14 de outubro de 2014

O demiurgo de Platão e o Deus judaico- cristão: Críticas- Parte II (Final)

   

 Partindo de nossa introdução (Parte I) proponho analisarmos e criticarmos alguns pontos na temática a que nos submetemos. No que diz respeito a cosmovisão platônica protagonizada pelo demiurgo, ressalto dois pontos que me parecem solidamente coerentes: 

      1. Coerência na ordenação do universo: Na Suméria, Egito Antigo, Babilônia, Grécia ou mesmo em outras Civilizações Primevas, era costumeiro tributar todos os acontecimentos, quer na esfera cósmica ou na realidade material coletiva, à ação e intervenção da divindade. Fenômenos naturais, tais como, o nascer e o despontar do sol, a queda das chuvas, raios, relâmpagos e trovões, ou mesmo sentimentos humanos, p. ex., se apaixonar ou enfurecer-se, eram explicados como resultado de vontades e ações dos deuses. Fiéis a esta logica tinham por costume, relacionar os acontecimentos naturais a manifestação dos deuses. Todavia, mesmo antes de Platão, com os pré-socráticos, a saber, Tales de Mileto, Anaxímenes, Anaximandro e Pitágoras, já se buscava uma cosmovisão que se fundamentasse na razão-lógica para explicar a gênese do universo e do homem. Vale muito ressaltar, ao contrário do que muitos pensam, esses filósofos não eram "ateus" ou céticos quanto a existência da  Divindade, muito pelo contrário. Dentro do contexto histórico de sua época, criam sim nos "deuses", inclusive em seu diálogo, como o próprio Timeu, Platão pede a ajuda ao deus para suas exposições.

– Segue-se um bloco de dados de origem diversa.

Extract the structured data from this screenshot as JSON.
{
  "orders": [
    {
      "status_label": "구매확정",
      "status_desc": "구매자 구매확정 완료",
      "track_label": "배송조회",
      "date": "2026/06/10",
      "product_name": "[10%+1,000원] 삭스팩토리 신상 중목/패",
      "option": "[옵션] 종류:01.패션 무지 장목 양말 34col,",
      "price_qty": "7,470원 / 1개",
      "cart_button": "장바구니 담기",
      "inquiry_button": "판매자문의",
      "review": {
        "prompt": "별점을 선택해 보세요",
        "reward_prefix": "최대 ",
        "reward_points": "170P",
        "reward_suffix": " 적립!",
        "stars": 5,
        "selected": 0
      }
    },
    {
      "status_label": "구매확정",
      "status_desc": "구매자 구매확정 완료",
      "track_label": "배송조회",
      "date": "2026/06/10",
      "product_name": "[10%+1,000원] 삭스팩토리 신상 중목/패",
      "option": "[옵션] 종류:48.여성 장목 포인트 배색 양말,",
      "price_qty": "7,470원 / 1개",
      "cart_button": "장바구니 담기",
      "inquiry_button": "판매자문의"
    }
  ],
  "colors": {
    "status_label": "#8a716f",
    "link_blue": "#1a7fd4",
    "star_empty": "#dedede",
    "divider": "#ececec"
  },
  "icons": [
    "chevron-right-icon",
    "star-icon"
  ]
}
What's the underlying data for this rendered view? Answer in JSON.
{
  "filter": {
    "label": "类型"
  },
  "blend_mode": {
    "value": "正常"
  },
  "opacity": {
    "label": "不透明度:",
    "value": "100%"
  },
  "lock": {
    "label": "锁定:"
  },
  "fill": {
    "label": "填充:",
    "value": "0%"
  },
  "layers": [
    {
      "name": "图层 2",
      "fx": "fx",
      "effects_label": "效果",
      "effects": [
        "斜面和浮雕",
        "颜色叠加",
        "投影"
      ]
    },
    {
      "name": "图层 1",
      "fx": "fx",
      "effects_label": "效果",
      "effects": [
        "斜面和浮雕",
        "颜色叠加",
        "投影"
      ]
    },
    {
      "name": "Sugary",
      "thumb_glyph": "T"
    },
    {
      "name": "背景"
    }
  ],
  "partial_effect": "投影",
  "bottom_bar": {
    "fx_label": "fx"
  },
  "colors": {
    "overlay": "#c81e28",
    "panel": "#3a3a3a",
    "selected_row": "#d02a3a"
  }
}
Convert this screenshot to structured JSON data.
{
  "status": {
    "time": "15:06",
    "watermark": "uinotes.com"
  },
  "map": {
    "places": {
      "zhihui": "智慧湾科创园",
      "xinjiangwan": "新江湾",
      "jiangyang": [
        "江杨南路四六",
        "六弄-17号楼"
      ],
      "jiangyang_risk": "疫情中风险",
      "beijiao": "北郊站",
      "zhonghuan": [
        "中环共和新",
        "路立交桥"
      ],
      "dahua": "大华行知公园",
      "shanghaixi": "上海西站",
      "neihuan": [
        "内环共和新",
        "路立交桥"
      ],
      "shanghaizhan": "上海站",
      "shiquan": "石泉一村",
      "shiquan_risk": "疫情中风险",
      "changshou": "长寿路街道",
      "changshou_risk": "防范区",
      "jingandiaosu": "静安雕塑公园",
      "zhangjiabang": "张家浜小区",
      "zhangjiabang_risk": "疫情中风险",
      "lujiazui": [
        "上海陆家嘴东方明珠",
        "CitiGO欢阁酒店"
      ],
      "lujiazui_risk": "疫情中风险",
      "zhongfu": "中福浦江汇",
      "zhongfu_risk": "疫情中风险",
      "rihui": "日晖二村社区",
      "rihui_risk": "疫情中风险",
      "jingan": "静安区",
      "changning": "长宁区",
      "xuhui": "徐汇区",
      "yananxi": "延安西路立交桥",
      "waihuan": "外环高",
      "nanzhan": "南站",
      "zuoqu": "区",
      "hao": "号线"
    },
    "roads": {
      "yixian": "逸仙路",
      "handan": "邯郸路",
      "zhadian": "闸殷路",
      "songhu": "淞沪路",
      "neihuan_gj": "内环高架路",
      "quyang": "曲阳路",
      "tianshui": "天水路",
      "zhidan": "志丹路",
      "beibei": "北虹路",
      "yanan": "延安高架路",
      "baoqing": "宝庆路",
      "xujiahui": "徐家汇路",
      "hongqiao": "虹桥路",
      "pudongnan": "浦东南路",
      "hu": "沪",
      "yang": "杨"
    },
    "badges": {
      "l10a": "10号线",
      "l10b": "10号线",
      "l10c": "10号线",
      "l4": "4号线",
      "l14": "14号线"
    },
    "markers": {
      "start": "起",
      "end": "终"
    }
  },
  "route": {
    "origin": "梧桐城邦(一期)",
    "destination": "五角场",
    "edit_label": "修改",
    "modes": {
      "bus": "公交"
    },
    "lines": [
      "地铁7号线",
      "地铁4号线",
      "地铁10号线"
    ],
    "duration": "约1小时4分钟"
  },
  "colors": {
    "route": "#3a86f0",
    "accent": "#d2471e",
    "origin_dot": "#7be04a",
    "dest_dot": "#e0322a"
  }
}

Mas não eram "alienados" nem tampouco "fundamentalistas" (Não sei se é cabível estas colocações com sentidos muito mais contemporâneos), antes como "amantes da sabedoria" e filhos da racionalidade, tencionavam uma coerência para os enigmas da existência. Platão é extremamente conciliador, por um lado não nega a existência de um Criador, por outro, não se faz submisso ao miticismo de sua época. A ideia de Alma múndi em Platão é coerente e mesmo mediadora entre Fé e Ciência. Ora, se temos um universo regido por leis e princípios naturais que a ciência pode identificá-los e explicá-los, isto de forma alguma, significa a inexistência de Deus, pois foi o próprio Deus (ou demiurgo) que não somente edificou o edifício do universo, como pôs-lhe uma alma (leis físicas) que o regem de maneira ordenada e equilibrada.

      2. A superação do determinismo existencial: Vale ressaltar que há variações de determinismos, para nossa análise, cabe o teológico. O determinismo teológico é uma corrente de pensamento que afirma categoricamente "Deus pessoalmente ordena cada acontecimento", ou seja, todo acontecimento quer na esfera universal ou pessoal está pré- ordenada por Deus. Parece original e contemporânea esta ideia, costumeira no Cristianismo medieval e moderno, mas na realidade ela é mais antiga que o próprio Cristianismo, como visto acima.  Na cosmologia de Platão, essa concepção é superada. Se no século XV-XVIII, tivemos um movimento de "culto da razão", com o despertar da renascença e a eclosão do Iluminismo, que visavam, não necessariamente o fim da fé, mas uma valorização maior da razão, como meio explicável-lógico para o cosmos e o homem, a fonte de tudo isto, está em Platão! Ora, ainda que indiretamente e não explicitamente, mas encontramos no pensamento platônico, uma profunda liberdade do indivíduo, trocando por miúdos, o que denominamos de livre-arbítrio. Pensar no demiurgo como a personificação de um deus que não interfere na realidade existencial do individuo é o mesmo que afirmar que o "ser é livre", isto é, não há qualquer divindade ou força que determina o que seremos, mas temos o papel em branco e a caneta nas mãos, nossa História é de autoria pessoal! Por mais análogo e contraditório que possa parecer, mas pensar no "deus indiferente" de Platão se traduz em refletir o humano como autônomo de sua realidade existencial. Metaforicamente, Platão não nos permite pensar no ser humano como marionete nas mãos de um Outro Absoluto que determina tudo, mas, sem negar, a existência deste Outro Absoluto, concebe-o como construtor do universo e possibilitador da vivência livre dos seres criados em seu grande palco. 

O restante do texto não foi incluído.